Verizon Communications Inc  added far fewer wireless subscribers than expected in the third quarter amid a price war with rivals in an oversaturated phone market, and hopes to tap new revenue from its fledgling digital advertising and media business.

The company, whose $4.83 billion deal to buy Yahoo Inc's core business was shaken by a massive data breach at the latter, said on Thursday total operating revenue fell 6.7 percent to $30.94 billion, from $33.16 billion. Analysts had expected revenue in the quarter of $31.14 billion, according to Thomson Reuters I/B/E/S.

Verizon's shares, which have surged about 9 percent this year so far, were down 2.6 percent at $49.07 in premarket trading.

It said it added a net 442,000 retail postpaid subscribers, those who pay their bills on a monthly basis.
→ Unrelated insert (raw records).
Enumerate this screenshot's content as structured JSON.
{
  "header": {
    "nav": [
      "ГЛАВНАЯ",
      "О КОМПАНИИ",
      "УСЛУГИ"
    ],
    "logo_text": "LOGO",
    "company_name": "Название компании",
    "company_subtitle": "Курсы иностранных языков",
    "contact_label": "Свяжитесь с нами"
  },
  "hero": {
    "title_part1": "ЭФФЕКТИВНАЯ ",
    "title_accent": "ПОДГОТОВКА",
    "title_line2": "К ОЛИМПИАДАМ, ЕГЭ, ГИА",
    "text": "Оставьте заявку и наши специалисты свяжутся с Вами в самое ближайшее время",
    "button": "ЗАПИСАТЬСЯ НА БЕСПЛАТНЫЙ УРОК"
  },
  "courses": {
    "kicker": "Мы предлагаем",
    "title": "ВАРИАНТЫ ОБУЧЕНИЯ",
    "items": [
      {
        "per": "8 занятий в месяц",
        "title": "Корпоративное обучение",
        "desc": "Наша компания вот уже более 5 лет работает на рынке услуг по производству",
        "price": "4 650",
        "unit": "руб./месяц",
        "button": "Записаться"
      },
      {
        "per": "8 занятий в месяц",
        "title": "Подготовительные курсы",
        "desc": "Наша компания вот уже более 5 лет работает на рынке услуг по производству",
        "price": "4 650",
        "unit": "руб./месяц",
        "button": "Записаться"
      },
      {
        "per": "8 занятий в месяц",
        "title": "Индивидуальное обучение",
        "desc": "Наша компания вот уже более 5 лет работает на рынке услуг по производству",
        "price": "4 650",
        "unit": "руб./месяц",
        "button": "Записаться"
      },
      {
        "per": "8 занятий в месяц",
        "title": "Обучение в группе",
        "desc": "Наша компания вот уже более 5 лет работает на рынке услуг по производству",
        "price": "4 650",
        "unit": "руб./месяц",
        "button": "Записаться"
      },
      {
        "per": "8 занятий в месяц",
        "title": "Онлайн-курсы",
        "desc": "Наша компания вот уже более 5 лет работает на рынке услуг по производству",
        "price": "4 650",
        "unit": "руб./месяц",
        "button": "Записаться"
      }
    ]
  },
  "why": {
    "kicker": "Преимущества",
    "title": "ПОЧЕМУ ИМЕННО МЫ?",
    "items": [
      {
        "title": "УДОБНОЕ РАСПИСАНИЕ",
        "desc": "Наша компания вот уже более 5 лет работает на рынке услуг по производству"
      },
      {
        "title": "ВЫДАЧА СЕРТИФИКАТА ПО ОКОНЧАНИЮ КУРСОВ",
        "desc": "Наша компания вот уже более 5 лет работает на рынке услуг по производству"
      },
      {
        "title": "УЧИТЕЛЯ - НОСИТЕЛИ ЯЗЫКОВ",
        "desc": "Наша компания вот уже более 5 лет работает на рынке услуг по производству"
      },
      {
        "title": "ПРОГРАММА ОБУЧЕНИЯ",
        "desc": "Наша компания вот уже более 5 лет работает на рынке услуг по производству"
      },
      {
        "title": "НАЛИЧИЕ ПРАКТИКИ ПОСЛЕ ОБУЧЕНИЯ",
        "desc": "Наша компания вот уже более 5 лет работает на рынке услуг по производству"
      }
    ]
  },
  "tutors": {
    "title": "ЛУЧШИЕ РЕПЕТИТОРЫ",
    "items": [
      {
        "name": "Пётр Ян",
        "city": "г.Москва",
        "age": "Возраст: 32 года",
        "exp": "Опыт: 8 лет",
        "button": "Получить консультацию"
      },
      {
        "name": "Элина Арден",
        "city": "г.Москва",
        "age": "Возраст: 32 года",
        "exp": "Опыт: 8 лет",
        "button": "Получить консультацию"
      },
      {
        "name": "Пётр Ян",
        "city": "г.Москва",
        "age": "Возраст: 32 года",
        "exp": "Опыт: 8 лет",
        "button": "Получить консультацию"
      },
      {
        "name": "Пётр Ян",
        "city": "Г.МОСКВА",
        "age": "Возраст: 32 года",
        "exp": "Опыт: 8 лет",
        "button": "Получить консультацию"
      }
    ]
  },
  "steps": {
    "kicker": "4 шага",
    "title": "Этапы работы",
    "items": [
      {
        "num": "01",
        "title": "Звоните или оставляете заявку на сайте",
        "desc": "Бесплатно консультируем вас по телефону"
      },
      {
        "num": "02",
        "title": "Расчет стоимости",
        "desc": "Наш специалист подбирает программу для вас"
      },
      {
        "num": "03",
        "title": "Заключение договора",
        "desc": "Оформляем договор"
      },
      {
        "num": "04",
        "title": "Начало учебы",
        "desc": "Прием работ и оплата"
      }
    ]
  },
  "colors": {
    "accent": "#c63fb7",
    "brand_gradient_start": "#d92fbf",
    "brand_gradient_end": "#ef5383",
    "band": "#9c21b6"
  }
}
This was significantly below analysts' estimated 766,300, according to market research firm FactSet StreetAccount.

Smaller rivals such as T-Mobile US Inc and Sprint Corp have rolled out aggressive promotions to win over Verizon's subscriber base.

As the company fends off competition in a maturing wireless market, it has acquired AOL and plans to buy Yahoo in a bid for a set of digital web properties and ad technology tools that will help it compete with internet giants Facebook Inc and Alphabet Inc's Google.

Since the Yahoo data breach involving 500 million email accounts was reported in September, investors have wondered how Verizon will proceed. Verizon's general counsel has said the incident may represent a material event that could allow Verizon to back out of the deal.

Net income attributable to Verizon fell to $3.62 billion, or 89 cents per share, in the third quarter ended Sept. 30, from $4.04 billion, or 99 cents per share, a year earlier.

Excluding items, the company earned $1.01 per share, beating the average analyst estimate of 99 cents per share.

Churn, or customer defections, among postpaid wireless retail customers increased to 1.04 percent of total wireless subscribers, compared with the average estimate of 0.99 percent, according to FactSet.